中国や香港で当局が監視カメラを使ってデモ隊を鎮圧するのを見ていると、ジョージ・オーウェルの未来小説「1984」を思い出す年配者は多いだろう。有名な「ビックブラザーがあなたを見ている(Big Brother Is Watching You)」はそれを端的に物語り、3つのフレーズ、「戦争は平和(War is Peace)」「自由は隷属(Freedom is Slavery)」「無知は力(Ignorance is Strength)」も今に十分通じている。
この言葉が意味するところは、戦争は国民の結束を高め、爆弾が降って来ない限りは平和を実感出来るし、戦争が続いている事すら忘れる時がある。戦争は経済的には富を生み出す訳ではないから再分配もない。

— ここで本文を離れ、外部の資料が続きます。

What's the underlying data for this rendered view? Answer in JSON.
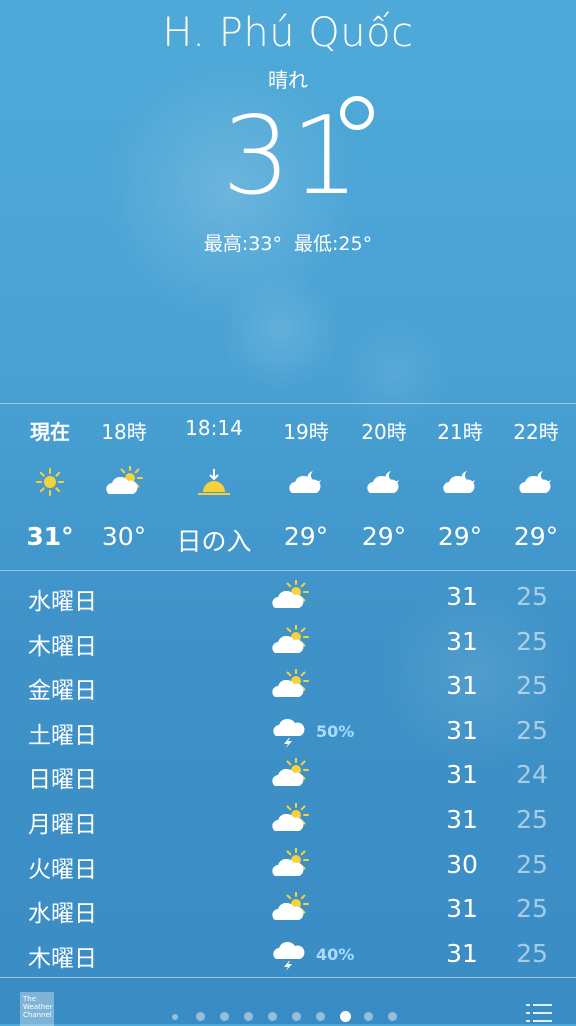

これにより、労働者は本来受け取れるはずの富が得られないので恒久的に下層に据え置かれる。人はビックブラザーの言う通りに行動している限りは自由が保障されるし、ビックブラザーは完全で間違わないから決して疑ってはならない・・・と。一見今的には逆説的なメッセージとも思えるが、気が付けば民主国家にも当てはまるから驚く。

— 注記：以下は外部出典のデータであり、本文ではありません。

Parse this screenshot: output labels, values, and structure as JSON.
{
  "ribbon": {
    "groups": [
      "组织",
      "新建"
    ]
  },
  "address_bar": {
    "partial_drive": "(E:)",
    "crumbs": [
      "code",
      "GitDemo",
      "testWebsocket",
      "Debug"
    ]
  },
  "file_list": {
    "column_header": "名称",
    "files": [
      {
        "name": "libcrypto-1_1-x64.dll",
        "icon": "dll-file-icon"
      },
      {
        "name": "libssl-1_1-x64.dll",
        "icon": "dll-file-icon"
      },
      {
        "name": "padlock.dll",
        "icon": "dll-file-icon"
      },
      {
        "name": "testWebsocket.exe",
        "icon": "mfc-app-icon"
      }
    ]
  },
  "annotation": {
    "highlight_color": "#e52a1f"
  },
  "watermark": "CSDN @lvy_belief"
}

書かれたのが1948年で今から73年前、凄い先見である。当時のソ連を想定していたと言われるが、最近読み返してみると、その赤裸々な描写はオーウェルが生まれ育ったインドのカースト社会が影響していたのではないかと?思えるようになってきた。インドには一度しか行った事はないが、空港の通路で川の字になって寝る家族や片腕がない人など、その貧困は東南アジアの比ではなかった。何より人々は生まれた時から代々続く職業に就く宿命が待っていて、その運命から逃れる事が出来ないと聞いた。汚水を代々掃除する男を見た時、インドの真の姿を知ったのである。